2/10/2009--Reported to House amended.    (There is 1 other summary)

Shields a servicer of pooled residential mortgages acting in compliance with certain fiduciary duties under the Truth in Lending Act from liability for entering into a loan modification or workout plan in connection with any such mortgages initiated before January 1, 2012.

Specifies that such servicers shall not be liable to: (1) any person based on that person's ownership of a residential mortgage loan or any interest in a pool of residential mortgage loans or in securities that distribute payments out of payments in loans on the pool; (2) any person obligated pursuant to a derivatives instrument to make payments determined in reference to any such loans or interest; or (3) any person that insures any such loans or interest under federal, state, or local law.

States that such servicers shall not be: (1) limited in loan modification ability, the number of mortgages that can be modified, the frequency of loan modifications, or the range of permissible modifications; or (2) obligated to repurchase loans from or otherwise make payments to the securitization vehicle on account of a loss mitigation workout, or other loss mitigation plan for a residential mortgage or a class of them that constitute a part or all of the mortgages in the securitization vehicle.

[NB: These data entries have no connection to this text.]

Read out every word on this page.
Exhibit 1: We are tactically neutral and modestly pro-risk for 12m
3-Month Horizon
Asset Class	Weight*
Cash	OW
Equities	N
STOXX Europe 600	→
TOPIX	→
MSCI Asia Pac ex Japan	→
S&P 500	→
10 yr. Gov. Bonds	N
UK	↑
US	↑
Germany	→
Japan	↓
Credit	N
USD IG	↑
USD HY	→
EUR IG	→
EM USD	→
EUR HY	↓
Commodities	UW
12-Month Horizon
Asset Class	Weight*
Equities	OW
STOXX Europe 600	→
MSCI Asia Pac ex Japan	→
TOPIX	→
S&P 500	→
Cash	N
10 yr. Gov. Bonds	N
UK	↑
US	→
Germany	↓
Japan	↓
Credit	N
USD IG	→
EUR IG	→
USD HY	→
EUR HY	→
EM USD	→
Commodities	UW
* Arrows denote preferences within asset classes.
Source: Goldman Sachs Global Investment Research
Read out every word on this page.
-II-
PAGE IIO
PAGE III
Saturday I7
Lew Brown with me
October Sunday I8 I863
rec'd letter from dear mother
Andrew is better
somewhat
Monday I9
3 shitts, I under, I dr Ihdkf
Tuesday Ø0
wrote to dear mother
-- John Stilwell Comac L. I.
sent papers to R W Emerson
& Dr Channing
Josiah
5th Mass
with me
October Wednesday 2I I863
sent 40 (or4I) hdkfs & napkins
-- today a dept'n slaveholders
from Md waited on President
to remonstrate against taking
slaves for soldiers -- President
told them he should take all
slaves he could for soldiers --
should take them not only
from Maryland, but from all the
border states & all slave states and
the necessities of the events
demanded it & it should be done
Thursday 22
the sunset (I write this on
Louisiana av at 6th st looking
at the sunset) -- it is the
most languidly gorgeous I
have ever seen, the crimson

Makes a mortgage eligible under this Act only if: (1) mortgage default has occurred or is reasonably foreseeable; (2) the property securing the mortgage is occupied by the mortgagor; and (3) the servicer reasonably and in good faith believes that recovery of outstanding principal under the particular modification or workout plan or other loss mitigation action will exceed, on a net present value basis, the anticipated recovery to be realized through foreclosure.